To continue the DL analogy, perhaps we can use DL directly, as the generator to our discriminators. Can we do something like my GPT-3 Arxiv example where GPT-3 completed a real but obscure paper and I challenged people to detect where the completion began?

This is starting to be workable: anyone can access GPT-3 and in a few seconds, generate a completion. So it’s not too burdensome. GPT-3 is such an excellent mimic of style and text that one has to be concentrating to detect the exact transition point: if one waits until the errors have accumulated and the classic ‘meandering’ text becomes obvious, one may be several paragraphs into the fiction.

But it still limits how much we learn if we do one completion of the paper. GPT-3 is going to do badly faking the rest of the paper as its errors and forgetting accumulate, and it won’t be able to fake figures. (We can, however, expect future multimodal systems like CM3 to seamlessly fake the figures given an Arxiv prompt. Just not yet!)

Perhaps we can go paragraph by paragraph through the paper? Generate 1 paragraph, guess pair, reveal.

Fake Paragraphs

If pairs are still too much work for too little feedback, we can easily generate more completions and provide, say, 4 choices. Now the user gets dense rapid feedback, with no work from a human presenter.

To gain variety in completions, we can edit the prompt—nothing says we have to complete using exactly the original text, we can delete sentences or randomize numbers to generate a lot of diversely fake completions, while continuing to show the FJC user the original text. (There are also models like Wright et al 2022 for extracting specific claims, which could be used to generate claims & negations.)

Ideally, with 4 choices, each would be picked 1⁄4^th of the time: if it’s easy to pick the right one, then the user could be learning more from a harder instance, and if some fakes are picked less than others, they are too easy to detect as being fake. Some fakes will be better or worse than others (or dangerously similar!), so we won’t see an even distribution of errors over them; so we should drop them and generate new ones. If dissatisfied, we can edit or write them manually, or solicit better ones from users.

If we find that domain expertise or prior knowledge of papers is a problem, we can edit the prompt further: nothing says that the prompt has to be a real paper in the first place! We can, for example, write our own science paper on, say, the Ovid’s Unicorn, a rare quad-horned silver-white quadruped discovered in a remote valley in the Andes Mountains, who speak English. Since they don’t exist, we can easily make up whatever scientific findings we want about them, keeping it all self-consistent and logical.
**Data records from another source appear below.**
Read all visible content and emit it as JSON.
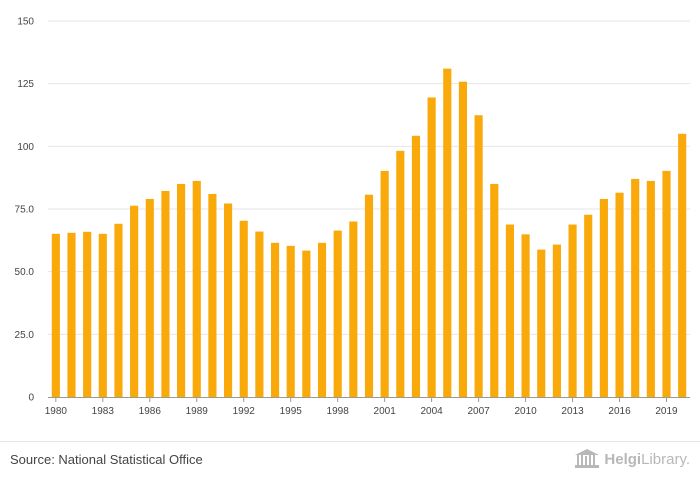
{
  "chart_data": {
    "type": "bar",
    "title": "",
    "xlabel": "",
    "ylabel": "",
    "ylim": [
      0,
      150
    ],
    "y_ticks": [
      0,
      25.0,
      50.0,
      75.0,
      100,
      125,
      150
    ],
    "y_tick_labels": [
      "0",
      "25.0",
      "50.0",
      "75.0",
      "100",
      "125",
      "150"
    ],
    "x_tick_labels": [
      "1980",
      "1983",
      "1986",
      "1989",
      "1992",
      "1995",
      "1998",
      "2001",
      "2004",
      "2007",
      "2010",
      "2013",
      "2016",
      "2019"
    ],
    "categories": [
      "1980",
      "1981",
      "1982",
      "1983",
      "1984",
      "1985",
      "1986",
      "1987",
      "1988",
      "1989",
      "1990",
      "1991",
      "1992",
      "1993",
      "1994",
      "1995",
      "1996",
      "1997",
      "1998",
      "1999",
      "2000",
      "2001",
      "2002",
      "2003",
      "2004",
      "2005",
      "2006",
      "2007",
      "2008",
      "2009",
      "2010",
      "2011",
      "2012",
      "2013",
      "2014",
      "2015",
      "2016",
      "2017",
      "2018",
      "2019",
      "2020"
    ],
    "values": [
      65.1,
      65.5,
      65.9,
      65.1,
      69.1,
      76.3,
      79.0,
      82.2,
      85.0,
      86.2,
      81.0,
      77.2,
      70.3,
      66.0,
      61.5,
      60.3,
      58.4,
      61.5,
      66.4,
      70.0,
      80.7,
      90.2,
      98.2,
      104.2,
      119.5,
      131.0,
      125.8,
      112.4,
      85.0,
      68.8,
      64.9,
      58.8,
      60.8,
      68.8,
      72.7,
      79.0,
      81.5,
      87.0,
      86.2,
      90.2,
      105.0
    ],
    "bar_color": "#f9a90a",
    "grid": true
  },
  "footer": {
    "source": "Source: National Statistical Office",
    "logo_part1": "Helgi",
    "logo_part2": "Library."
  }
}
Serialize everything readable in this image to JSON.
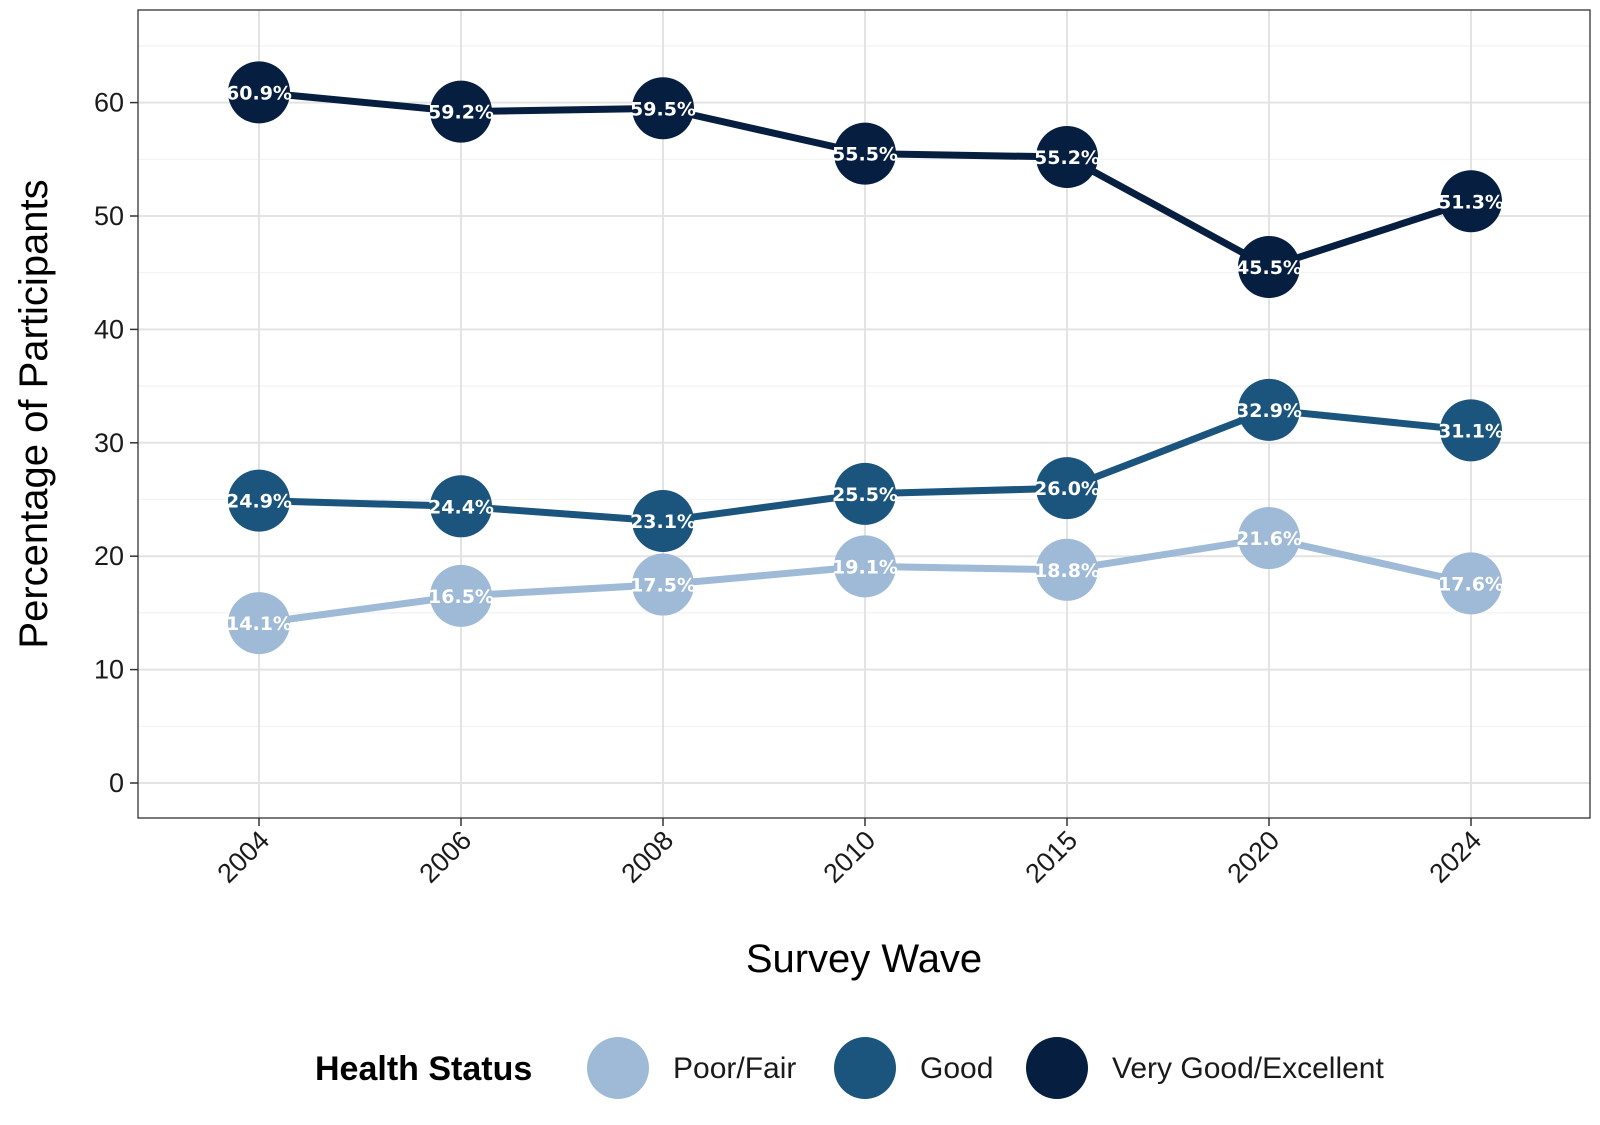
{
  "chart_data": {
    "type": "line",
    "title": "",
    "xlabel": "Survey Wave",
    "ylabel": "Percentage of Participants",
    "categories": [
      "2004",
      "2006",
      "2008",
      "2010",
      "2015",
      "2020",
      "2024"
    ],
    "ylim": [
      -3.2,
      68.3
    ],
    "yticks": [
      0,
      10,
      20,
      30,
      40,
      50,
      60
    ],
    "grid": true,
    "legend_title": "Health Status",
    "legend_position": "bottom",
    "series": [
      {
        "name": "Poor/Fair",
        "color": "#9fbad6",
        "values": [
          14.1,
          16.5,
          17.5,
          19.1,
          18.8,
          21.6,
          17.6
        ],
        "labels": [
          "14.1%",
          "16.5%",
          "17.5%",
          "19.1%",
          "18.8%",
          "21.6%",
          "17.6%"
        ]
      },
      {
        "name": "Good",
        "color": "#1b557d",
        "values": [
          24.9,
          24.4,
          23.1,
          25.5,
          26.0,
          32.9,
          31.1
        ],
        "labels": [
          "24.9%",
          "24.4%",
          "23.1%",
          "25.5%",
          "26.0%",
          "32.9%",
          "31.1%"
        ]
      },
      {
        "name": "Very Good/Excellent",
        "color": "#061e40",
        "values": [
          60.9,
          59.2,
          59.5,
          55.5,
          55.2,
          45.5,
          51.3
        ],
        "labels": [
          "60.9%",
          "59.2%",
          "59.5%",
          "55.5%",
          "55.2%",
          "45.5%",
          "51.3%"
        ]
      }
    ]
  }
}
A model can then generate fake completions as it goes: perhaps some completions will reference their “horn” (singular), and others describe them as bovine, or just refer to prior studies on dragons which were, however, not referenced prior.
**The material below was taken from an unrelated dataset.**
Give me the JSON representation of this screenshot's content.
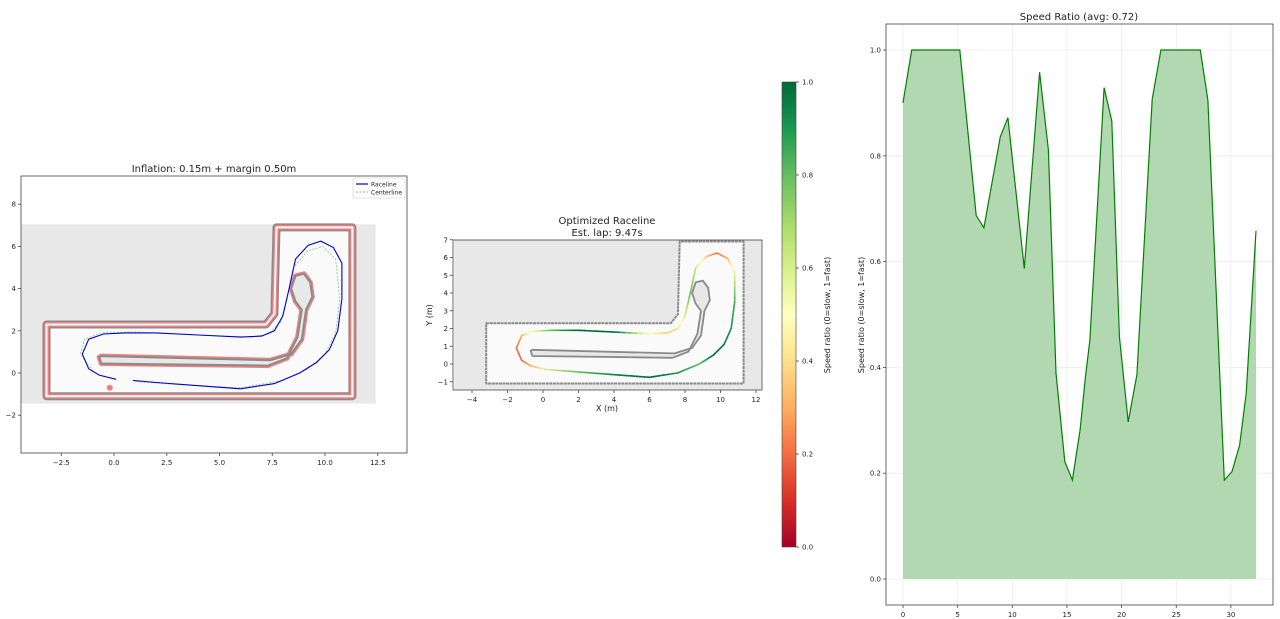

If we find that we are getting hung up on fine details of style and formatting, and failing to be adequately abstract, we can be more flexible and ask: does it need to be a paper?

We could instead complete an outline. (GPT-3 will handle simple indented Markdown-style lists without a problem.) Boil down a paper to an easily-parsed hierarchical outline, and challenge the user with completions of various sub-lists.

Website

This approach lends itself naturally to a scalable human-presenter-free static-website web quiz implementation with papers and a pool of pre-generated completions (no GPU or live OA API access required), collecting statistics on good or bad completions to decide what to remove, with papers from a wide variety of fields, real or fake.

A simple prototype could be done as a text document with the paragraphs then list of completions, then answer 1 screen down, and the reader grades themselves on the honor system.